Department of Neurology, Drum Tower Hospital, Medical School and The State Key Laboratory of Pharmaceutical Biotechnology, Nanjing University, Nanjing, Jiangsu 210008, China; Department of Neurology, Nanjing Drum Tower Hospital Clinical College of Traditional Chinese and Western Medicine, Nanjing University of Chinese Medicine, Nanjing, Jiangsu 210008, China; Jiangsu Key Laboratory for Molecular Medicine, Medical School of Nanjing University, Nanjing, Jiangsu 210008, China.
Department of Neurology, Drum Tower Hospital, Medical School and The State Key Laboratory of Pharmaceutical Biotechnology, Nanjing University, Nanjing, Jiangsu 210008, China; Jiangsu Key Laboratory for Molecular Medicine, Medical School of Nanjing University, Nanjing, Jiangsu 210008, China.
Neurosci Lett. 2022 Apr 17;776:136563. doi: 10.1016/j.neulet.2022.136563. Epub 2022 Feb 28.
γδ T cells were reported to play a key role in ischemic stroke. The integrity of the blood-brain barrier (BBB) directly affects the prognosis of ischemic stroke. This study aimed to determine whether γδ T cells aggravate BBB injury and determine the outcome of ischemic stroke.

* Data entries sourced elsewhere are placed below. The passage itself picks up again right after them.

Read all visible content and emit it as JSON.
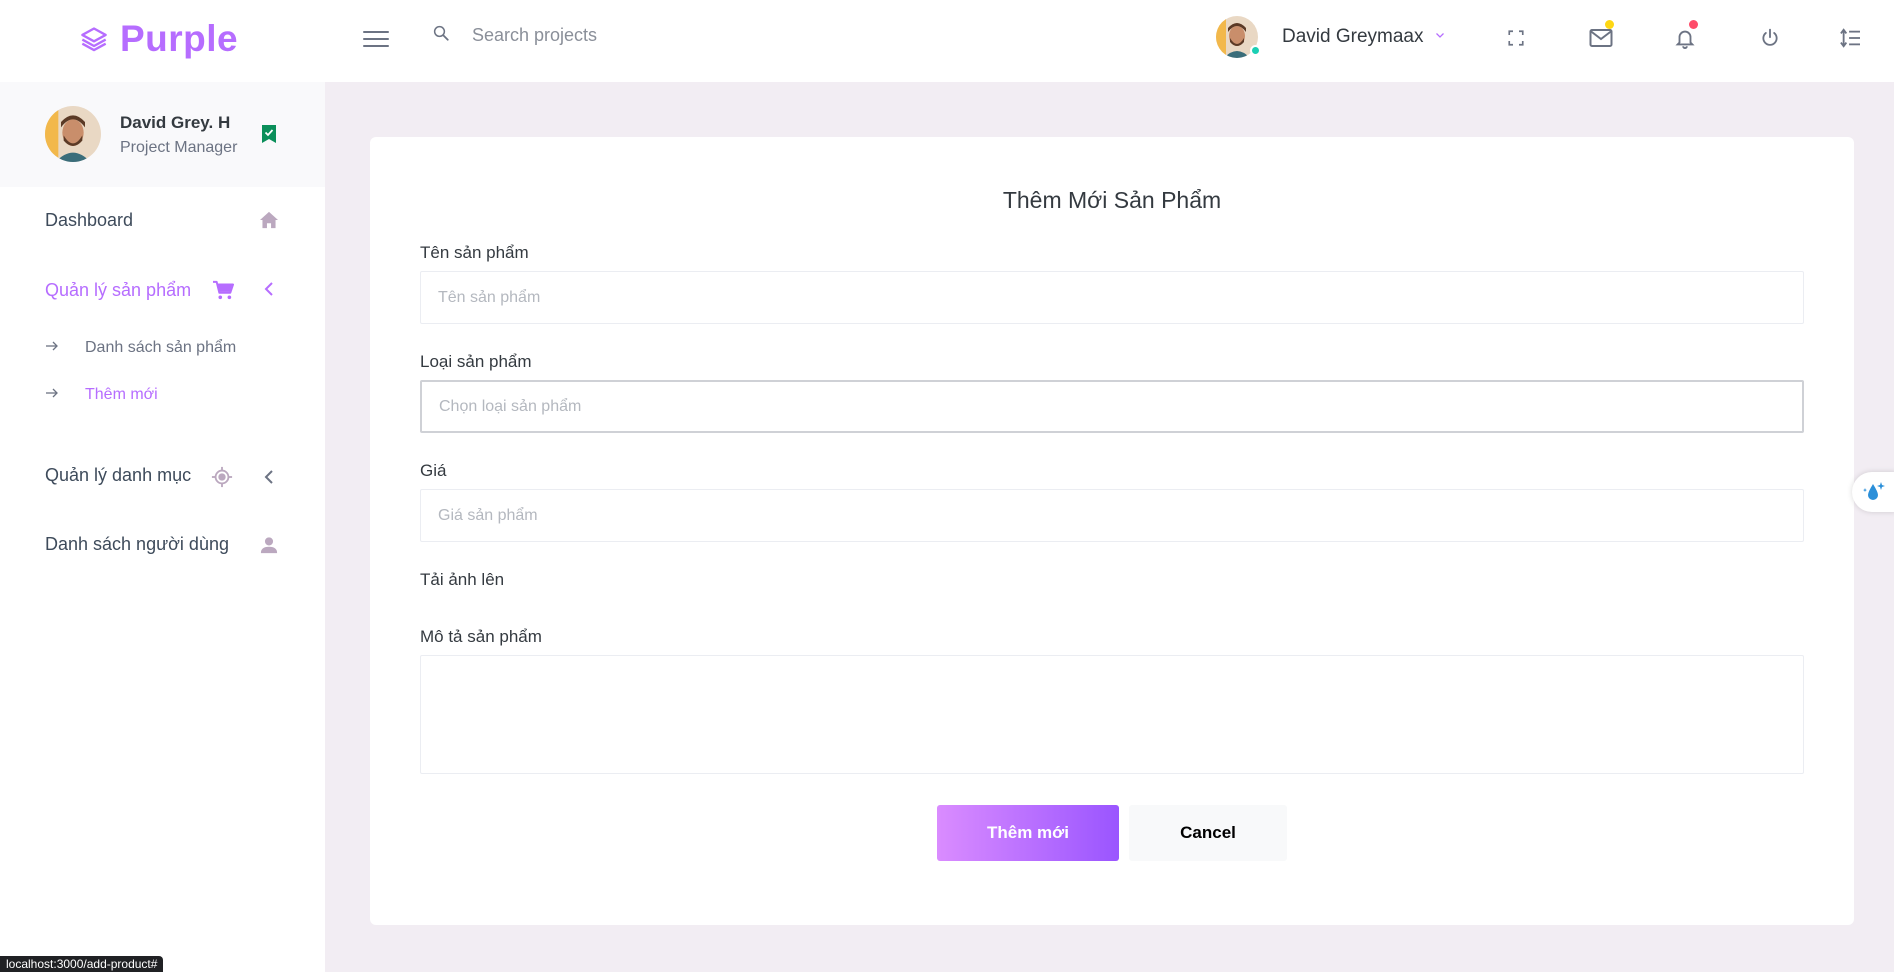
{
  "app": {
    "brand": "Purple"
  },
  "header": {
    "search_placeholder": "Search projects",
    "user_name": "David Greymaax",
    "icons": [
      "fullscreen-icon",
      "mail-icon",
      "bell-icon",
      "power-icon",
      "format-line-spacing-icon"
    ],
    "colors": {
      "mail_dot": "#fed713",
      "bell_dot": "#fe7c96",
      "online": "#1bcfb4"
    }
  },
  "sidebar": {
    "profile_name": "David Grey. H",
    "profile_role": "Project Manager",
    "items": [
      {
        "label": "Dashboard",
        "icon": "home-icon"
      },
      {
        "label": "Quản lý sản phẩm",
        "icon": "cart-icon",
        "active": true,
        "children": [
          {
            "label": "Danh sách sản phẩm"
          },
          {
            "label": "Thêm mới",
            "active": true
          }
        ]
      },
      {
        "label": "Quản lý danh mục",
        "icon": "crosshairs-icon"
      },
      {
        "label": "Danh sách người dùng",
        "icon": "account-icon"
      }
    ]
  },
  "form": {
    "title": "Thêm Mới Sản Phẩm",
    "name_label": "Tên sản phẩm",
    "name_placeholder": "Tên sản phẩm",
    "type_label": "Loại sản phẩm",
    "type_placeholder": "Chọn loại sản phẩm",
    "price_label": "Giá",
    "price_placeholder": "Giá sản phẩm",
    "upload_label": "Tải ảnh lên",
    "desc_label": "Mô tả sản phẩm",
    "submit_label": "Thêm mới",
    "cancel_label": "Cancel"
  },
  "status_bar": {
    "url": "localhost:3000/add-product#"
  },
  "theme": {
    "accent": "#b66dff",
    "background": "#f2edf3"
  }
}
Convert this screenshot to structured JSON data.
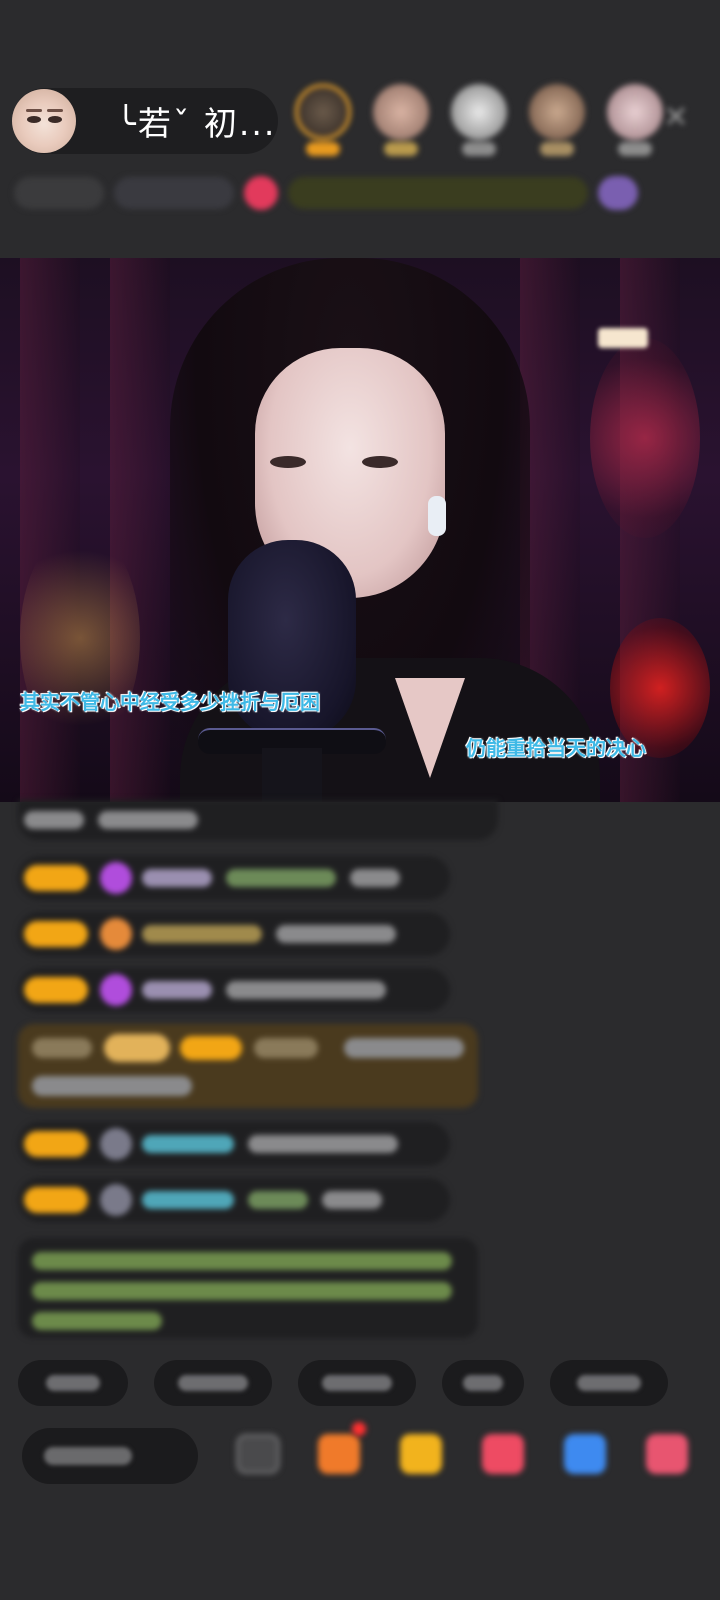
{
  "header": {
    "host_name": "╰若ˇ 初...",
    "close_icon": "close-icon"
  },
  "video": {
    "subtitle_left": "其实不管心中经受多少挫折与厄困",
    "subtitle_right": "仍能重拾当天的决心"
  },
  "colors": {
    "background": "#2b2b2d",
    "level_badge": "#f2a615",
    "subtitle": "#3fb9e6",
    "highlight_row": "#4a3a1e"
  }
}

Oxygen-glucosedeprivation (OGD) and middle cerebral artery occlusion (MCAO) were used as ischemic stroke models in vitro and in vivo. Flow cytometry was used to evaluate the intracranial infiltration of γδ T cells. RT-qPCR was used to evaluatethe mRNA levels of cytokines and γδ T cell markers. ELISA was used to test the levels of cytokines. Immunofluorescence, TEER and western blotting were used to measure BBB injury.
In this study, we found that a large number of γδ T cells infiltrated the ischemic penumbra 24 h after MCAO. Knockout of γδ T cells improved the motor function injury induced by MCAO and significantly reduced the volume of cerebral infarction and blood-brain barrier injury. IL-17A neutralization could rescue the BBB injury induced by γδ T cells both in vitro and in vivo.
Peripheral γδ T cells immediately infiltrated into the lesion site after ischemic stroke and aggravated BBB injury by releasing IL-17A, which might be a potential therapeutic target for ischemic stroke.
γδ T 细胞被报道在缺血性中风中发挥关键作用。血脑屏障(BBB)的完整性直接影响缺血性中风的预后。本研究旨在确定 γδ T 细胞是否加重 BBB 损伤,并确定缺血性中风的结局。
氧葡萄糖剥夺(OGD)和大脑中动脉闭塞(MCAO)分别用于体外和体内缺血性中风模型。流式细胞术用于评估颅内 γδ T 细胞浸润。RT-qPCR 用于评估细胞因子和 γδ T 细胞标志物的 mRNA 水平。ELISA 用于检测细胞因子水平。免疫荧光、TEER 和 Western blot 用于测量 BBB 损伤。
在本研究中,我们发现 MCAO 后 24 小时,大量 γδ T 细胞浸润到缺血半影区。敲除 γδ T 细胞可改善 MCAO 引起的运动功能损伤,并显著降低脑梗死体积和 BBB 损伤。IL-17A 中和在体外和体内均可挽救 γδ T 细胞引起的 BBB 损伤。
缺血性中风后,外周 γδ T 细胞立即浸润到病变部位,并通过释放 IL-17A 加重 BBB 损伤,这可能是缺血性中风的潜在治疗靶点。